If you've been keeping up to the news, you'll likely be aware of the fact that Vista's activation code scheme for anti-piracy has been cracked by using a brute-force method, allowing any pirates to download Vista and just let the cracking program do its work.
I find this insanely ironic. Microsoft's little plan for ensuring that everyone will buy a legal copy of Vista completely backfired. Now this wouldn't be so bad if it stopped here. Windows XP was highly pirated, and yet it doesn't seem to have hurt Microsoft too much. No. The real problem here for Microsoft is that this method finds legal keys from copies of Vista that haven't yet been activated (and now won't, if the cracker decides to use the key before the person).
I've said this before, and I say it again: anti-piracy methods are counter productive. It prevents a few users from ilegally-copying the software, but the results are far worse.
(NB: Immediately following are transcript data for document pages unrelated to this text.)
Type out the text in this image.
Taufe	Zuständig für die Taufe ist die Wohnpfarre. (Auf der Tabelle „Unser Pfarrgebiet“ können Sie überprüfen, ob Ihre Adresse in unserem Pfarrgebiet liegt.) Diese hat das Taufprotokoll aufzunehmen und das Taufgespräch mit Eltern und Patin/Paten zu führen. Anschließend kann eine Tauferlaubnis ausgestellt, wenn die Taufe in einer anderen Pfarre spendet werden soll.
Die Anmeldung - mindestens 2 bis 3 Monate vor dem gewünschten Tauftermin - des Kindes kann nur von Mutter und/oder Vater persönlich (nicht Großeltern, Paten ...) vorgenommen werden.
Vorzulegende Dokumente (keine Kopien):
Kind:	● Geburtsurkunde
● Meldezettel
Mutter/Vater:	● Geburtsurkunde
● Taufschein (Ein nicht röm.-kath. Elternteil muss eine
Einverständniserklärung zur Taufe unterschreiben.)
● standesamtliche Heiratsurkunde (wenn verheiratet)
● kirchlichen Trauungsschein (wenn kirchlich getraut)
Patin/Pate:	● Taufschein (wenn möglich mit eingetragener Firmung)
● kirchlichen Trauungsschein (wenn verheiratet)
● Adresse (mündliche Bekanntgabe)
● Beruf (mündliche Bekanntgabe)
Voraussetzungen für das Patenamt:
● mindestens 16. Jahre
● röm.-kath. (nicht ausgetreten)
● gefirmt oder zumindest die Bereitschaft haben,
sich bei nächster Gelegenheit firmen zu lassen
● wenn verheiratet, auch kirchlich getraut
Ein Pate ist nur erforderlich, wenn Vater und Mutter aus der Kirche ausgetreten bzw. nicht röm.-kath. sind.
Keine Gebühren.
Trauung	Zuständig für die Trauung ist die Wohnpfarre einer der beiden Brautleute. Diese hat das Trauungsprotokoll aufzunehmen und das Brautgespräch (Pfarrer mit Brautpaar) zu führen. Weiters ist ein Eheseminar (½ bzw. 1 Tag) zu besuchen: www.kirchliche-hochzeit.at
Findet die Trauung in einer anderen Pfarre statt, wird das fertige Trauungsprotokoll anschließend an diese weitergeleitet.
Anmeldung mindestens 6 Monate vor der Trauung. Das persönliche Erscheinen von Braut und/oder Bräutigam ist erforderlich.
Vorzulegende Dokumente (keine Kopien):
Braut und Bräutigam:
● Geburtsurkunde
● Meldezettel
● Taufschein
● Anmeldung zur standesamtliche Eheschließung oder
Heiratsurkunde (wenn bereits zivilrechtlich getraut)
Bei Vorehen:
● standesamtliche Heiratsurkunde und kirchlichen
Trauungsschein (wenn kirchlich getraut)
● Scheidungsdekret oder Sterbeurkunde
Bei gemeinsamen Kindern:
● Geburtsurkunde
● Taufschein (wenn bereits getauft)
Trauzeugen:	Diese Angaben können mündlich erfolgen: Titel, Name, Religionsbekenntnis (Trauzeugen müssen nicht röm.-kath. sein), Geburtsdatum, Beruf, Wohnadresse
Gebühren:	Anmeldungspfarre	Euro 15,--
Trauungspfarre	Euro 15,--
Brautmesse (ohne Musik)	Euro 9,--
The pirates always find cracks for the software (and I mean ALWAYS), and instead it inconveniences the legal owners who may simply want to run their video game without the CD in the drive.
And so Microsoft gets what they deserve. Now, not only will they have the problem of piracy on thier hands, but, as the article explains, Microsoft will have to deal with the angry people who can't activate their software because the key "is invalid". Or, like the article describes, they could offer trade-ins for the keys, but that would also backfire for them. Microsoft's in a dilemma, no doubt about that.
Serves them darn right, and not a minute too soon.